Most are new, contemporary films, but this year the festival is paying particular attention to Asian-American groundbreakers in Hollywood. The opening event is a rare screening of “The Dragon Painter,” a silent film made almost a century ago starring Sessue Hayakawa.
You might not recognize that name now, but, in his day, he was huge.
“He was the first male sex symbol,” said festival director Rob Buscher. “He was associated with a dangerous foreign element, which the white women audiences really clamored for. He predates Rudolph Valentino, as the dangerous Latin lover. Hayakawa was the forbidden Japanese lover.”
Hayakawa grew up in what is now Minamibōsō on the Chiba Peninsula, near Tokyo. His parents pushed him toward a military career, but a ruptured eardrum disqualified him for combat service, a shame that caused the teenaged Hayakawa to attempt suicide.
He later traveled to the University of Chicago to study economics. There, he excelled as an athlete. After graduation he began to make his way back to Japan but was waylaid in Los Angeles, where he caught the acting bug.
He eventually became a marquee name, one of early silent film’s biggest stars. In 1915 — after the success of Cecil B. DeMille’s “The Cheat,” wherein Hayakawa played a wealthy, manipulative suitor of a married woman — he became one of the highest-paid actors in Hollywood.
In 1918, Hayakawa started his own production company, Hayworth Pictures. He produced 22 films, all starring himself. “The Dragon Painter” is one of the very few that survive. It was recently restored by the Eastman House in New York.
His films, however, did not play well in his native Japan because his characters often played up Japanese stereotypes.
“He ended up finding himself in a position where he wasn’t Japanese enough for Japan, and not American enough for America,” said Buscher. “Sadly, a lot of Asian-Americans can still relate to that.”
When Buscher began researching Hayakawa about a year ago to program the film festival, he discovered that even people on the Asian-American film circuit had never heard of him.
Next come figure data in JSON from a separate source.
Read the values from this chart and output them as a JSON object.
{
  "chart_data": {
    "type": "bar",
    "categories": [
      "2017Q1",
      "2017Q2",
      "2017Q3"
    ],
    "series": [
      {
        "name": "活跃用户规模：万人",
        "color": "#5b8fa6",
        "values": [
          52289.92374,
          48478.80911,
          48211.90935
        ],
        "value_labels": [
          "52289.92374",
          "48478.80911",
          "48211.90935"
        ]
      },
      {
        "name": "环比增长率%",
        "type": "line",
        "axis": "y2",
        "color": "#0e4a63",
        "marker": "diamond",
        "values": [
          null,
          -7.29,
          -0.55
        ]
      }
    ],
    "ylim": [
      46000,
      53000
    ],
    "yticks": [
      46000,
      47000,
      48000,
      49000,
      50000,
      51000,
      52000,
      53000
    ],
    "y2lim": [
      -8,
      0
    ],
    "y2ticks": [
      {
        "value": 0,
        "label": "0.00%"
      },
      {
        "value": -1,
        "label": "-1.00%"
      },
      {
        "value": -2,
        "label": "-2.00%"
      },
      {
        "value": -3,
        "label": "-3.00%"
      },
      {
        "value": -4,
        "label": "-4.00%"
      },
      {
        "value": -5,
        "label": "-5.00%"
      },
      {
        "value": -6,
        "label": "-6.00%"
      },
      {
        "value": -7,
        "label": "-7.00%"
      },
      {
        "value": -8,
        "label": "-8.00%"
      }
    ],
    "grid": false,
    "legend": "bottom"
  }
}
His star faded with his looks, although he did have a role in David Lean’s Oscar-winning film, “Bridge on the River Kwai,” playing the brutal Japanese commander of a World War II POW camp.
Hayakawa’s off-screen life was perhaps more turbulent than that on-screen. From a suicidal teenager to the toast of Hollywood, he married his on-screen love interest from “The Dragon Painter,” Tsuro Aoki, but fathered a child with a mistress. He and Aoki would later adopt the child.
He abandoned his Hollywood career, bouncing around Europe and Japan on acting gigs, sometimes supporting himself by selling watercolors.
“One of my favorite stories — during World War II, he was in France when it was overrun by the Nazis. So he ended up spending World War II fighting the Nazis as part of the French Resistance,” said Buscher.
As the opening night film of the Asian American Film Festival, “The Dragon Painter” will be presented with a new score composed and performed live by Goh Nakamura, a Japanese-American indie pop songwriter based in San Francisco.
Nakamura has put out several albums under his own name, and contributed soundtracks to a handful of Ridley Scott films. Performing solo, occasionally accompanied by prerecorded tracks, he will play a variety of instruments including electric guitar, vibes, and the taishogoto, — a Japanese harp.
“It’s sort of all over the place,” admitted Nakamura.
While composing for the film, Nakamura discovered Hayakawa was unique among silent film actors, who often tend to overact in order get their point across without language. Instead, Hayakawa was subtle, acting with his eyes.
“It’s a different game. A lot of it is in his face,” said Nakamura. “It’s incredible. He totally makes the movie.”
The festival had been searching for a project that would bring Nakamura to Philadelphia, and “The Dragon Painter” fit the bill.
“Considering this is a 100-year-old film he wanted to make it relevant again,” said Buscher. “Doing an unorthodox music choice for the soundtrack is going to do just that.”
The Asian American Film Festival is hoping to bring back the legacy of Hayakawa, who faced the same cultural stereotypes a century ago that many Asian-Americans deal with today.